Cheguei a Lisboa num jet privado ao pôr do sol, o céu alaranjado sobre o Tejo. O ar quente carregava o perfume de jasmim e sal. O hotel de 5 estrelas no Chiado era puro luxo: mármore italiano, lustres de cristal, o cheiro subtil de Tom Ford Oud Wood no lobby. A directora, Dona Isabel, esperava-me. Cinquentona elegante, cabelos grisalhos num chignon perfeito, tailleur azul-marinho de seda, olhos cinzentos que me despiam devagar. ‘Bem-vinda, Sofia. A suite presidencial é sua’, disse ela, voz suave como veludo.
Subi as escadas acarpetadas, a mala de crocodile rolando atrás. A suite… ah, lençóis de seda Frette frios na pele, vista para o castelo de São Jorge, uma garrafa de champanhe Veuve Clicquot gelada. Tomei um duche quente, água a cair como chuva tropical, sabonete de bergamota. Desci para jantar com Isabel no seu apartamento privado no hotel. ‘Whisky? Com soda?’, perguntou, pernas cruzadas, um tremor na voz. Bebi devagar, o gelo a tilintar, o álcool a aquecer-me o ventre. Falámos de Lisboa, do luxo que ela adora. ‘Aqui, os segredos viajam rápido… mas a vida é doce’, murmurou, servindo-me mais um copo. Senti a tensão, os olhares demorados, o calor da noite portuguesa a entrar pela janela aberta.
A Chegada Luxuosa e a Montante da Tensão
À noite, barulho na suite ao lado: risos, passos, um gemido abafado. Espreitei: Pedro, o novo gestor VIP, alto como um deus grego, rosto angelical, com a namorada Inês, loira vaporosa em vestido de chiffon. ‘Desculpa, não sabia que estavas aqui’, disse ele, sorriso malicioso. Fiquei acordada, a parede fina deixava passar tudo: suspiros dela, ‘Shhh, vais acordar a Sofia’, grunhidos dele. O meu corpo reagiu, um formigueiro entre as coxas, respiração acelerada. Toquei-me devagar, imaginando.
De manhã, Pedro convidou-me para o pequeno-almoço no bar do hotel. ‘Hoje, iate na Algarve. Jet privado ao meio-dia. Vens?’ Aceitei. Voámos baixo sobre o Atlântico, o sol a queimar a pele bronzeada. O iate, 40 metros de branco imaculado, cheirava a teca e sal. Champanhe rosé, ostras frescas.

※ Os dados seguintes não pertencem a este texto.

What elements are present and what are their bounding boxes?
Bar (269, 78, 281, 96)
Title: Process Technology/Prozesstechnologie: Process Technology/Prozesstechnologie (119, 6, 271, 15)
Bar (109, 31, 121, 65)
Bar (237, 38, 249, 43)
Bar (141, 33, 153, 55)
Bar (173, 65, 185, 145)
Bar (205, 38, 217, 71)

Inês animada, mas a mana dela, Ana, 22 anos, curvas perfeitas, cabelo negro ondulado, minissaia que mal tapava as coxas suculentas… colou-se a mim no convés. ‘Gostas do luxo, Sofia? Eu adoro’, sussurrou, mão na minha perna, unhas vermelhas a arranhar de leve. A brisa quente, o vinho a subir à cabeça, olhares de Pedro no leme.
O Clímax Selvagem e o Prazer Incomparável
Na villa privada na Algarve, piscina infinita no penhasco, noites quentes como fogo. Jantar à luz de velas, caviar, vinho Alvarinho gelado, sabor frutado na língua. Ana sentou-se ao meu lado, coxa contra coxa. ‘Queres saber um segredo?’, disse, dedos na minha nuca. Inês irritou-se: ‘Para com isso, Ana!’ Discussão, copos batidos. Pedro acalmou: ‘Vão para a suite master’. Ana seguiu-me, olhos famintos. Na cama king size, seda egípcia, luzes tamisadas.

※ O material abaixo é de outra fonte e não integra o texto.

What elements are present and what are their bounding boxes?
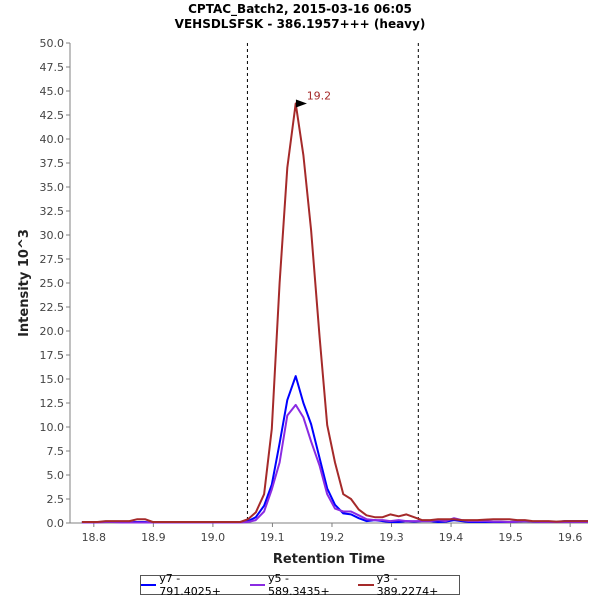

Ela despiu-me devagar, boca nos meus seios, língua a circundar os mamilos duros. ‘Estás molhada, Sofia’, gemeu, dedos na minha cona, escorrendo. Eu gemi, ‘Fode-me com a boca’. Ela ajoelhou-se, língua quente a lamber o clitóris, chupando forte, dois dedos dentro, a bombear. O cheiro dela, almíscar e desejo. Virei-a, cona raspada, rosada, encharcada. Enfiei a língua fundo, ela gritou ‘Caralho, sim!’, ancas a tremer. Peguei no vibrador de cristal da mesa de cabeceira – luxo até no sexo – meti-lho, pulsando alto, enquanto lambia o cu apertado. Ela gozou, esguichando na minha cara, corpo em convulsões. ‘Agora tu’, disse, e eu montei-lhe a cara, rebolando, cona no clitóris dela, safadas a roçar. Gozei gritando, ondas de prazer, suor misturado.
De manhã, Ana partiu com Inês, paz feita. Olhei o mar da varanda, corpo dormente de prazer, champanhe na mão. Que privilégio: jet, iate, villa, luxúria sem tabus. Sinto-me rainha, saciada, pronta para mais. Lisboa e Algarve guardam os meus segredos mais quentes.